A friend of mine saved me and she probably doesn't even know it.  I'm not sure I ever thanked her for it.  While on a downward spiral, wallowing in my own self pity and wondering why I was subjecting myself to all these testing if I'm destined to just be a fuck up..  Why?  She answered me very calmly that what I become is essentially my choice.  But I'm too much of my father.  She then inspired me, internally.  She likened the traits of my parents into basic baking ingredients and said that adding as much of each part of my father and mother to create me in the way I want to be.  Sure I understand that was oversimplification and that it does nothing to explain heredity and whatnot, but for the first time in my memory, someone told me that I could actually take aspects of my father and STILL BE WHO I WANTED TO BE.  This was the first time I had ever heard that.  It was absolutely liberating.

From then on, I was on a mission to better myself but then was derailed once again when I fell majorly ill about 5 years ago.  I'm just NOW climbing out of that hole.  As difficult as it has been, I'm optimistic.  I have all the tools in my possession to bring my life to where I think it should be.  I gave up some time to illness and some more to idiocy, but I plan on regrouping now.
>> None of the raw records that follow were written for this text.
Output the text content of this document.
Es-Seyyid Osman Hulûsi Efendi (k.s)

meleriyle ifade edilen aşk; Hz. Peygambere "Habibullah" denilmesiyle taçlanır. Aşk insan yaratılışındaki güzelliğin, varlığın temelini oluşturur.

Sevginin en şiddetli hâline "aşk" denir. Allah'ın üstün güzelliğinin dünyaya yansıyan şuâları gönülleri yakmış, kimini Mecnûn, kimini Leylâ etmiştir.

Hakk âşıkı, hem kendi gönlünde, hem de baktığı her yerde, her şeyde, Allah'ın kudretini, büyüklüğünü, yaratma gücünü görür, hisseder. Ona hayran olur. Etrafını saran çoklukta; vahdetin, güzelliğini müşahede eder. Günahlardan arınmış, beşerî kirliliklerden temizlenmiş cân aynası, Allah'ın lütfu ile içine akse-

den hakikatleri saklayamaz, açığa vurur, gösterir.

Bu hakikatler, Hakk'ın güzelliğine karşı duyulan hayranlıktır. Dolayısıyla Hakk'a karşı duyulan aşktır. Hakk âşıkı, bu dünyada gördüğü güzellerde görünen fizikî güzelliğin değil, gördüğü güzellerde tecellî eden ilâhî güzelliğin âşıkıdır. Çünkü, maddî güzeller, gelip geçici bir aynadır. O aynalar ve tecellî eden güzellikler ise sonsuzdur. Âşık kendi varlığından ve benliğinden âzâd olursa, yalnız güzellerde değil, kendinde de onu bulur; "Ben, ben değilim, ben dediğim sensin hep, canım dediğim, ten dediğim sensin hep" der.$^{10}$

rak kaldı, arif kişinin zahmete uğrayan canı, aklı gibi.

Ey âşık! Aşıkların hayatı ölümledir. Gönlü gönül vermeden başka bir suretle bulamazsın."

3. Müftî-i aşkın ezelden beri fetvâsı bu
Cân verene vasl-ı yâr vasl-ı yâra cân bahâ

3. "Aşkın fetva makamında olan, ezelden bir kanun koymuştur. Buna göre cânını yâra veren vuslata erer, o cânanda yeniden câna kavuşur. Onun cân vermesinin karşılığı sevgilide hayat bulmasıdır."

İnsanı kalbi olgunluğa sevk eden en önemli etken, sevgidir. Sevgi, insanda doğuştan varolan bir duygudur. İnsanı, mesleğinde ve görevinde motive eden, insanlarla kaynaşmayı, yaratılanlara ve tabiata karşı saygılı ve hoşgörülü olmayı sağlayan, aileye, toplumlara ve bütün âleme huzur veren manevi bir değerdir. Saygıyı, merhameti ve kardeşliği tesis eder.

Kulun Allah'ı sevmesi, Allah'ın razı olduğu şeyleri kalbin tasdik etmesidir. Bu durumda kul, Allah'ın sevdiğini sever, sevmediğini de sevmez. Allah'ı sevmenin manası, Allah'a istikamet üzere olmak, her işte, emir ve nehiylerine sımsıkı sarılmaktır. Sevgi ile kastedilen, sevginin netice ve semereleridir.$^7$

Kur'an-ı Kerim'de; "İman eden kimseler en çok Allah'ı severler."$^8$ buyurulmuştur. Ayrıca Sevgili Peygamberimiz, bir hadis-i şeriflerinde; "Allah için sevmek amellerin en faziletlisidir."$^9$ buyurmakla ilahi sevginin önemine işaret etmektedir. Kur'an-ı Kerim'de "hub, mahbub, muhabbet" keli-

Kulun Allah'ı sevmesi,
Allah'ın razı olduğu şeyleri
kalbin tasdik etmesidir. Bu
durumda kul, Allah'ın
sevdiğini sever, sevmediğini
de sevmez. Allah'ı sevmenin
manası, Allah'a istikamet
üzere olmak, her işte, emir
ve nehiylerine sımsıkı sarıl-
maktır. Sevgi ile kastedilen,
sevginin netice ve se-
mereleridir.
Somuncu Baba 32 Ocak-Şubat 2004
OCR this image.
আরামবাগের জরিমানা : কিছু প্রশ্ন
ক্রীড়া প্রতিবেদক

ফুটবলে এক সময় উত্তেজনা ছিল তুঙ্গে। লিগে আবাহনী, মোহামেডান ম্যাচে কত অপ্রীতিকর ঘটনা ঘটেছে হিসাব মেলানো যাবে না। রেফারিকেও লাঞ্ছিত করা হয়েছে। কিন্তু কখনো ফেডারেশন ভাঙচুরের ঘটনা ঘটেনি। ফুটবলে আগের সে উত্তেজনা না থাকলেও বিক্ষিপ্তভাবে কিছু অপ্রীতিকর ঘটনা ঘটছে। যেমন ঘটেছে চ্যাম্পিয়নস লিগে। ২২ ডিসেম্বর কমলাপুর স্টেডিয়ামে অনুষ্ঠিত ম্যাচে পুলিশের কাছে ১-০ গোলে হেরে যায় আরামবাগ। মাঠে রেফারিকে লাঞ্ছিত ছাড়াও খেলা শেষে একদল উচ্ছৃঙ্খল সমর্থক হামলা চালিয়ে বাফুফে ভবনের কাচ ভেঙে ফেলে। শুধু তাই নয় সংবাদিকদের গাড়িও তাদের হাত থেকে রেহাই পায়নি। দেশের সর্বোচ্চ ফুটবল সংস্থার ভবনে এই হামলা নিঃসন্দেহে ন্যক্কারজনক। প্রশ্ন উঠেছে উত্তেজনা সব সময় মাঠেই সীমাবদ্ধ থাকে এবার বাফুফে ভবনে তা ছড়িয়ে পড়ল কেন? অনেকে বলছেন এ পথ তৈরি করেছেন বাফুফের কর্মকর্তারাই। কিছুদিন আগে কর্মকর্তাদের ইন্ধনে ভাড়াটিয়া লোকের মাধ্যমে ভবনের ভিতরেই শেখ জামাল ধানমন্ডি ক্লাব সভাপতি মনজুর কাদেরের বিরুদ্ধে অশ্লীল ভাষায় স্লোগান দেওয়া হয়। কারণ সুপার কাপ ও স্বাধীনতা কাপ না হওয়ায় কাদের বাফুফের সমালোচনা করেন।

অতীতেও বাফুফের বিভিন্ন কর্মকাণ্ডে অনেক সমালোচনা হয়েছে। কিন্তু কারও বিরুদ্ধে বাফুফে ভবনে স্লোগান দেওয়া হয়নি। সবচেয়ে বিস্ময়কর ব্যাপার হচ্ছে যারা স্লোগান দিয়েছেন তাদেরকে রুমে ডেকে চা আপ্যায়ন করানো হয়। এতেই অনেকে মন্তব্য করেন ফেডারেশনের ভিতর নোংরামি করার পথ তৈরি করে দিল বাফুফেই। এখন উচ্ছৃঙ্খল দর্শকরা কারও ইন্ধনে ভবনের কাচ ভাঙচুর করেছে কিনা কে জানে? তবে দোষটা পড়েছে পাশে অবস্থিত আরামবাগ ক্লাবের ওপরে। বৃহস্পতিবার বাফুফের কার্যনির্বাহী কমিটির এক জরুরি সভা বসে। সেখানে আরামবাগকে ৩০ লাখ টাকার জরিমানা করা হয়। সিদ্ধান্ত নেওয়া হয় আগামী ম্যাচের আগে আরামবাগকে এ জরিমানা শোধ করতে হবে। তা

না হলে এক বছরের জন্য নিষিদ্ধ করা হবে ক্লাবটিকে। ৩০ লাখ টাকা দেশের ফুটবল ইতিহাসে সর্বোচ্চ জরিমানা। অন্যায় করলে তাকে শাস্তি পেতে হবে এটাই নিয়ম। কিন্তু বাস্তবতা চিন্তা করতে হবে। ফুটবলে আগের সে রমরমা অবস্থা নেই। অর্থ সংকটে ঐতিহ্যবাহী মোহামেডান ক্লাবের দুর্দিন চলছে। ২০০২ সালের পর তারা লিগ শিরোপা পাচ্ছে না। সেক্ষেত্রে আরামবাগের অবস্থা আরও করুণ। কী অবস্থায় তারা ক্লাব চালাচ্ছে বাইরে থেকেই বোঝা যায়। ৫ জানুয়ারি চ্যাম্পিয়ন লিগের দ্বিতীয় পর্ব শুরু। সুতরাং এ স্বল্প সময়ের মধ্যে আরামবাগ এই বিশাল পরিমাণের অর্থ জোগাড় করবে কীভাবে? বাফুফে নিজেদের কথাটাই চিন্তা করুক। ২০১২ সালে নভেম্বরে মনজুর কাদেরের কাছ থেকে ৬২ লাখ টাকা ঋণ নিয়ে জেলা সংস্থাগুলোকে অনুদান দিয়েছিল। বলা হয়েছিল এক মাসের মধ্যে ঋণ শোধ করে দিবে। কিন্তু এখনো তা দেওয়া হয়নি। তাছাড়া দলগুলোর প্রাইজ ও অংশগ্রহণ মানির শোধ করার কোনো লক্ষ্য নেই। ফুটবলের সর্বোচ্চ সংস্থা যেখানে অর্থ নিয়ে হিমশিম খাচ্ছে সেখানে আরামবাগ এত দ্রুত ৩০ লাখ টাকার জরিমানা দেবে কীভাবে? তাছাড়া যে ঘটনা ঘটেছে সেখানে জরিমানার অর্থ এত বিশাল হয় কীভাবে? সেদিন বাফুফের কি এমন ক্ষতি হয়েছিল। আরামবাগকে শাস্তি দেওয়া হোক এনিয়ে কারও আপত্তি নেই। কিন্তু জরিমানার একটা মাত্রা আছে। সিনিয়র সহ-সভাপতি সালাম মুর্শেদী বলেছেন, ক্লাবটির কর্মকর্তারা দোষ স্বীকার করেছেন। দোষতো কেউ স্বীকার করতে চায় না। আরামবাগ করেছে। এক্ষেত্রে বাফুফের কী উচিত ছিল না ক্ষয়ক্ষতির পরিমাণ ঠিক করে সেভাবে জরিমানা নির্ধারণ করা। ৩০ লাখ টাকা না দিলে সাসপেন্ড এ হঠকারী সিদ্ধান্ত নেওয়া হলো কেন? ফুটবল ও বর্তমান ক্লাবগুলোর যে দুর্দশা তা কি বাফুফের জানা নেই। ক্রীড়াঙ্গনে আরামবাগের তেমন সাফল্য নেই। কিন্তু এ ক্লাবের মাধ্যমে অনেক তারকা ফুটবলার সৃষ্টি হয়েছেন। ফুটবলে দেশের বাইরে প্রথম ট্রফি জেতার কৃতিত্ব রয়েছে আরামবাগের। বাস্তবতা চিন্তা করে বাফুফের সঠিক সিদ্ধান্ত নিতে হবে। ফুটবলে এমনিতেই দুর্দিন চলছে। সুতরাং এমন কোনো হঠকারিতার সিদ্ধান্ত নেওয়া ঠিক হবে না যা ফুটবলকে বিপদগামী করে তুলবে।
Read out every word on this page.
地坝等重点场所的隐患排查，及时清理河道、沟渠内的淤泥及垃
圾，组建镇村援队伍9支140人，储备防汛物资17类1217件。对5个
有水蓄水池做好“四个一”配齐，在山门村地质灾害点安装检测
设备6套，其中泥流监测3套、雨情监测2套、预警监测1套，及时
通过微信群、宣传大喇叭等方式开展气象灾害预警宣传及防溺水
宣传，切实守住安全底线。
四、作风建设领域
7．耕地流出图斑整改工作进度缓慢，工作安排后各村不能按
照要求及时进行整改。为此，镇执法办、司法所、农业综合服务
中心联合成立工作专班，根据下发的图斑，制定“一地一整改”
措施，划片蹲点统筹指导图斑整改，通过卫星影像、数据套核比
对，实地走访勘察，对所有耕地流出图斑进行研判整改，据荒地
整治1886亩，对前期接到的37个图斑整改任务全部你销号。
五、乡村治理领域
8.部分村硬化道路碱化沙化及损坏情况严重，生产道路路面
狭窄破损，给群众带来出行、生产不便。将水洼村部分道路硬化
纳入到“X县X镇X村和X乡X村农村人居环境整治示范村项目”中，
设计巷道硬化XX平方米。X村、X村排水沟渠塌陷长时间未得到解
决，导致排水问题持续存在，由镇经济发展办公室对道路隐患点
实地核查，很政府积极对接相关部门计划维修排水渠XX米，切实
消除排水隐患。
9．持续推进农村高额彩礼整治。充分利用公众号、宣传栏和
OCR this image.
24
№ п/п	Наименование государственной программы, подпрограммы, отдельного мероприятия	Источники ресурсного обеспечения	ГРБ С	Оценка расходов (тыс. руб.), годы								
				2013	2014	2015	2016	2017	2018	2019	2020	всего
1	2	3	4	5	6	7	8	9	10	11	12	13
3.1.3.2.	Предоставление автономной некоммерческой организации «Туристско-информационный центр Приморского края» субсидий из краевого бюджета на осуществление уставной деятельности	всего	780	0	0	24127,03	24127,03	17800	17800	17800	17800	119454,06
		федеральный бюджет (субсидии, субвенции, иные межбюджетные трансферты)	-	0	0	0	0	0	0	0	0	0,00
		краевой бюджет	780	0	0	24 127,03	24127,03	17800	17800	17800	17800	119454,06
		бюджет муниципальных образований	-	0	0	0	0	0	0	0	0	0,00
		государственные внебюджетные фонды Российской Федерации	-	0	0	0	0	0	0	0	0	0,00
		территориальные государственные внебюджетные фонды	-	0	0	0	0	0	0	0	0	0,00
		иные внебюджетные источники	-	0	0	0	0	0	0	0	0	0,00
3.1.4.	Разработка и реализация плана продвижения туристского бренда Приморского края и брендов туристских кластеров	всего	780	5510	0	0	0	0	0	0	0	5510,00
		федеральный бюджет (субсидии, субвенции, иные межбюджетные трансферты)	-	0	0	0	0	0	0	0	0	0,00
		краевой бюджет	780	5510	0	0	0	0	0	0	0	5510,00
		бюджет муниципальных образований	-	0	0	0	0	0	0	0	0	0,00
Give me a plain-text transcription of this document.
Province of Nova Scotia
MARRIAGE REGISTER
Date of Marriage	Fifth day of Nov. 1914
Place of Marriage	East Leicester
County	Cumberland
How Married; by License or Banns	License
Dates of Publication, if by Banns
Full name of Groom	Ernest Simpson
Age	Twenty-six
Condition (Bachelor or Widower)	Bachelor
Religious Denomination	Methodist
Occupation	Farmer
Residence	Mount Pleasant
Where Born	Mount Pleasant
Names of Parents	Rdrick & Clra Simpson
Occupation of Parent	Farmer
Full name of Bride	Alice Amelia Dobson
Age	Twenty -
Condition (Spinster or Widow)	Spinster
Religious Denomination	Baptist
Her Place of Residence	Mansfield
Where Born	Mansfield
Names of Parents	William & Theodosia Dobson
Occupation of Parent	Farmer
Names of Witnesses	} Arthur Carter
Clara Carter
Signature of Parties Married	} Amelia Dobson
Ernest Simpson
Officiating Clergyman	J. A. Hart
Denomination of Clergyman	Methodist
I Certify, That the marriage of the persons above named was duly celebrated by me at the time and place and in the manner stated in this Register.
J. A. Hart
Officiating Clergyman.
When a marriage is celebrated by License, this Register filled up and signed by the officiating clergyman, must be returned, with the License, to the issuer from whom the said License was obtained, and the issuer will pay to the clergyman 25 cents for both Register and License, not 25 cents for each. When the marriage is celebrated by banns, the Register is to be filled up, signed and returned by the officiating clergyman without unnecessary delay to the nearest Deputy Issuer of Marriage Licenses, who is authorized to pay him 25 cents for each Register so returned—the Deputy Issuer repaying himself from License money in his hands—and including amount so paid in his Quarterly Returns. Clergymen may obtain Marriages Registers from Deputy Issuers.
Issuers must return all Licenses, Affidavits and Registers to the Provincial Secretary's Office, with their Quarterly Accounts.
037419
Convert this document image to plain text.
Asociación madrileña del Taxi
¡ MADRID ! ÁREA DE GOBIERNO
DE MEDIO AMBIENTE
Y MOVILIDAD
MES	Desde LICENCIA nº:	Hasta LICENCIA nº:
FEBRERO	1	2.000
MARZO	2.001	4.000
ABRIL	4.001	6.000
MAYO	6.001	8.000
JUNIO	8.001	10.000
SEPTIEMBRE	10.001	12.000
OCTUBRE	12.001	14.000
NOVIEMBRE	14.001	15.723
I declare that in ten years, I will be where I want to be in every aspect of life.  Sure I'm farther ahead in some aspects and not others, but in 10 years, I will have taken our family name to heights that I want to see it.  Our family name in this country will garner respect, love, and compassion.  People will count on us because we are worthy of their commitment.  Ten years.  That's not a lot of time so I better get started.  You should stick around, though.  It's going to be one hell of a show.